Graham Bentley wrote:


Install the ports tree, use CVSUP to get the latest version of the ports tree (if you don't know how to do that, go to the FreeBSD website and search the handbook)

Heres my immediate shortlist :-

Setting up DHCP for LAN Clients

cd /usr/ports/net/isc-dhcp3-server && make all install clean
Last time I played with DHCP I didn't had too much success, but I was still a complete *nix newbie back then. Ever since I'm just using the DHCP server of my router.

Synchronising time for LAN Clients

No idea how to do that. Probably setting up an NTP server, and get some Windows software to sync the system time with an NTP server.

Setting up Samba to Share Files on a Wingroup

cd /usr/ports/net/samba && make all install clean

Setting up a print server for Winclients

cd /usr/ports/print/cups && make all install clean
Do note that the configuration of cups can be bit tricky. I never got cups fully up and running.

Using Samba as a Virtual CD-ROM Server

I suppose that is just a matter of configuring Samba.

Web Services (Apache / FTP)

cd /usr/ports/www/apache(2) && make all install clean
If you want to build apache2 then type apache2 instead of apache.
cd /usr/ports/ftp/proftpd

Admin access over ssh

Standard included during a FreeBSD installation. Do note that root doesn't automatically has access to the SSH server.

LAN Mail Hub (Postifx / Fetchmail?)

Sendmail is standard installed during an FreeBSD installation. Though you can always build Postfix or Fetchmail if you prefer.

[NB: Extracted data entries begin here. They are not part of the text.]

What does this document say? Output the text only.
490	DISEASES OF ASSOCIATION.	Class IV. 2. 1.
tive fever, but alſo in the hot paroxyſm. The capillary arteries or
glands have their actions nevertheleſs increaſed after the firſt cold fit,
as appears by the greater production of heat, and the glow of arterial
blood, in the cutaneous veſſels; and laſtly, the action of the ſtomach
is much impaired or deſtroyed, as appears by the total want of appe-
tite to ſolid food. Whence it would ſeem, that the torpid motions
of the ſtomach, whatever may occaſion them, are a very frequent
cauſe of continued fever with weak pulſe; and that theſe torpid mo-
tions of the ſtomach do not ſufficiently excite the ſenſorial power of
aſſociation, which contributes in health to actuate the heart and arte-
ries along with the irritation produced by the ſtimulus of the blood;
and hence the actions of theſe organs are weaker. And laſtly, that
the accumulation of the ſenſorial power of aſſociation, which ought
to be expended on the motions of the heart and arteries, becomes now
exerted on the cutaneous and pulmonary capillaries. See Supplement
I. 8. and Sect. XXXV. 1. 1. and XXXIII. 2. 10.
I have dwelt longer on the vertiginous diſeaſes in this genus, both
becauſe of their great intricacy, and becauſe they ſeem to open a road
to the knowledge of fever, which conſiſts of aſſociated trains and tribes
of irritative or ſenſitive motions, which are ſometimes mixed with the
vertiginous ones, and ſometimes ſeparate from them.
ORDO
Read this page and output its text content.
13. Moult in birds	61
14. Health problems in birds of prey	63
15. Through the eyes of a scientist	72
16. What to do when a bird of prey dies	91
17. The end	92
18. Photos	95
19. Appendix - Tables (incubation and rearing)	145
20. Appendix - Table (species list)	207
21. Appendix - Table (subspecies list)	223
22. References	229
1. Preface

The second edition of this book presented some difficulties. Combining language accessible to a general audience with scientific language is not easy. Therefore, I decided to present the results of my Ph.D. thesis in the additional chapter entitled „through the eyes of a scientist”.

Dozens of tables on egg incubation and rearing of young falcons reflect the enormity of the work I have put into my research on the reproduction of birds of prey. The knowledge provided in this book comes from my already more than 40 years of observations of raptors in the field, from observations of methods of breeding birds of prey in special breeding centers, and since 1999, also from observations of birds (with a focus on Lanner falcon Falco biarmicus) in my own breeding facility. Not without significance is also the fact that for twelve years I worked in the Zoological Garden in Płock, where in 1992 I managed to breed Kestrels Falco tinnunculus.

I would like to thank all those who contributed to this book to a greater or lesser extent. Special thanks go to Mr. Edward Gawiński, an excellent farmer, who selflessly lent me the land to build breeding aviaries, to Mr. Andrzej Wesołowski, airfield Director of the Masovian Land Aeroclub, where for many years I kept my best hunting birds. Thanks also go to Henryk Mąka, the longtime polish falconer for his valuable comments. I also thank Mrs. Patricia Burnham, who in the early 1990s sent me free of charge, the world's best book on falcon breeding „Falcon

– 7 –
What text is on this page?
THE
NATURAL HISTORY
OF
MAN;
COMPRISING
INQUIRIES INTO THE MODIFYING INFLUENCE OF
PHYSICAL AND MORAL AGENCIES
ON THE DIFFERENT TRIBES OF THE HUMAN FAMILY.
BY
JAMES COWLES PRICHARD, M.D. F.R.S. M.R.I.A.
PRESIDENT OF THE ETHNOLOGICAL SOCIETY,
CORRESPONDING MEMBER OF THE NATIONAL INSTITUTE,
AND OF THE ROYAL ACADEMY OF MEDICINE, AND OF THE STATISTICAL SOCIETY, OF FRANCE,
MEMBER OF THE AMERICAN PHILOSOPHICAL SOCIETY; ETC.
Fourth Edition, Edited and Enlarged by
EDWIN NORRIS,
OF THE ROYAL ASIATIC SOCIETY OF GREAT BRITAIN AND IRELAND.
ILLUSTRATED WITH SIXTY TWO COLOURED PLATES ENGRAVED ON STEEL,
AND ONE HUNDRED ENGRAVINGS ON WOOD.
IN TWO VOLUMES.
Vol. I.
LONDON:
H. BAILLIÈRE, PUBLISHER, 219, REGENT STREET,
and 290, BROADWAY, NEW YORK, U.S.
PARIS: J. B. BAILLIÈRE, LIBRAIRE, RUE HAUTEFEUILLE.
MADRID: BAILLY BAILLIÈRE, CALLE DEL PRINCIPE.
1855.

Checking for security / software updates

Suscribe to the freebsd-announce mailing list

and updatig the system

It is all described in the e-mail from freebsd-annnounce how and when to update your system with the proper patch.

I am sure some of these tasks are fairly easy and very similar
to that in the Linux world although I would welcome any advice / comments.

As long as you're comfortable with the configurations of the services you require, then there is not really a problem. FreeBSD has proven itself to be a robust and stable system in critical production enviroments. It's no wonder why every service from Yahoo runs on FreeBSD (except for, but that's no wonder)

I also wondered if there is a project based on FreeBSD that
achieves similar goals to SME Server (ie all in one LAN server
with Web config) or similar to Trustix (ie minimal config with
series of scripts to configure server services.

Not that I know of. Just build things from the ports tree.

I would also welcome comments on FreeBSD security / frequency of updates
and how to keep the installation updated ?

See my above mentioned note about freebsd-announce

Also, what is the roadmap / lifespan of FreeBSD ?

It's still in active development, and the developers are still steadily coding on FreeBSD. Do keep in mind that FreeBSD is not a company; it's a project where programmers are participating on from all over the world. Which is a good thing of course, since you can get one of the best OSs out there for free :)

Sorry about the length of this post :)

No worries, I hope I gave you the information you were seeking.